Thursday, February 4, 2010

Anyone Tried Blogo?

I'm trying out a new blog editor today, one that works well with my Mac. It's called Blogo. If you have a Mac, you might want to give it a try. I'm hoping that it will make blogging easier and the Blogger interface irrelevant. If you blog with a Mac, what do you use?

So far, it seems like it is much easier to edit photos and to post. However, I'm thinking that I still have to make a smaller copy of my photo to keep from using up too much space; ideally, I'd like the photo uploaded to be the size I'm using in the blog, not the size of the original.

Blogo is free to demo, and then costs $25 to purchase.

~Photo by LoveHubbie Mark

Tuesday, February 2, 2010

I Now Have An Editor

Well, the editor I wanted for my book agreed to work with me. I have an editor! (I never thought I'd write this.) There are many reasons that this is a big deal. One is that she is the very best person available for this job. She is familiar with the Hawaiian language and Mauian history. She has published many books and articles and won awards. She is familiar with the Hawaiian publishing environment and thinks that the book will indeed be publishable. Thus, I have an amazing person to help me.

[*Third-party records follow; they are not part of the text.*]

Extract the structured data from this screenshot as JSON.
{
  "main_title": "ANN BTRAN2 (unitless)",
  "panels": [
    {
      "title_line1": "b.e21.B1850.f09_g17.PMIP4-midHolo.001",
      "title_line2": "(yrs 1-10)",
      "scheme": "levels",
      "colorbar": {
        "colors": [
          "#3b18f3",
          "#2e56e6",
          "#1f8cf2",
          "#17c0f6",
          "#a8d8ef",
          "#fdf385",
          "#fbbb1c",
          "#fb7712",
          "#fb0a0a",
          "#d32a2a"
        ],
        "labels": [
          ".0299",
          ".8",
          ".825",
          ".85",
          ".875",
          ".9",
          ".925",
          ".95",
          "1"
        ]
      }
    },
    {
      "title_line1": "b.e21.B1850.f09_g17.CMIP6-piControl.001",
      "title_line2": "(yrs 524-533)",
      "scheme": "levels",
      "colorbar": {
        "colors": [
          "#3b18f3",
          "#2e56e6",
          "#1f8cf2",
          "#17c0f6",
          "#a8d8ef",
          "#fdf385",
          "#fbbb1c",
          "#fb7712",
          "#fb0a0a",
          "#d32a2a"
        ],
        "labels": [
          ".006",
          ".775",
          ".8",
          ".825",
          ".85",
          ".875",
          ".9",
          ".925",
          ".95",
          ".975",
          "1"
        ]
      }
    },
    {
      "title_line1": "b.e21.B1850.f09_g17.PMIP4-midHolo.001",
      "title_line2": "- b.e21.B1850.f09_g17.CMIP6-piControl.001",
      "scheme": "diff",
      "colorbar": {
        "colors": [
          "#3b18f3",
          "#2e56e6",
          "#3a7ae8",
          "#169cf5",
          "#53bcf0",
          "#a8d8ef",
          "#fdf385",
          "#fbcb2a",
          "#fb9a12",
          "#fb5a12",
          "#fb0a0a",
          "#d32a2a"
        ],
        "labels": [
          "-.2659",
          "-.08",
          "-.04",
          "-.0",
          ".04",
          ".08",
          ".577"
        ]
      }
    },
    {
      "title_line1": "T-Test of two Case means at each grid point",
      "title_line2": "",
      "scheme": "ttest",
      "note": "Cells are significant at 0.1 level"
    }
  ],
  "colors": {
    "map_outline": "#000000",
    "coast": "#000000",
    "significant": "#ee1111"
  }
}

Another is that it validates that I really did write the book and that it is good work. I know that might sound silly. But parts of my writing journey seem almost not real. No one but me has read the manuscript. I don't think that I was sure I was going to finish it until the day before I finished it. I don't think that I knew it was even "good enough" until my editor accepted it. This is what I've always wanted to do and now I've done it and it feels like a dream.

Sometimes people ask me what I do and I say "I'm a writer." They then inevitably say "What have you written?" I say "Lots of things--I journal, I blog, and I write Amazon reviews. Right now I'm writing a book about a sacred place in Maui." Then they say "Have you ever published anything?" I say "No" and they look at me with an odd look and change the subject. I get the feeling that they think my saying that I write is an excuse for something like...oh, I don't eating bon-bons and watching television all day in my pajamas. (The pajama part is true.)

So having an editor validates that all of the hard work I did was real and it steps things up to another level. I'm allowing myself to believe (just a little) that one day it might actually be a hardcopy book. A real book.

I am even thinking that I might just succeed in my purpose with the book: that it might bring much more global attention to Moku`ula, that it will raise funds for Friends of Moku`ula so that the restoration is able to move forward dramatically, and that people will begin to truly believe that the glory will return to Moku`ula.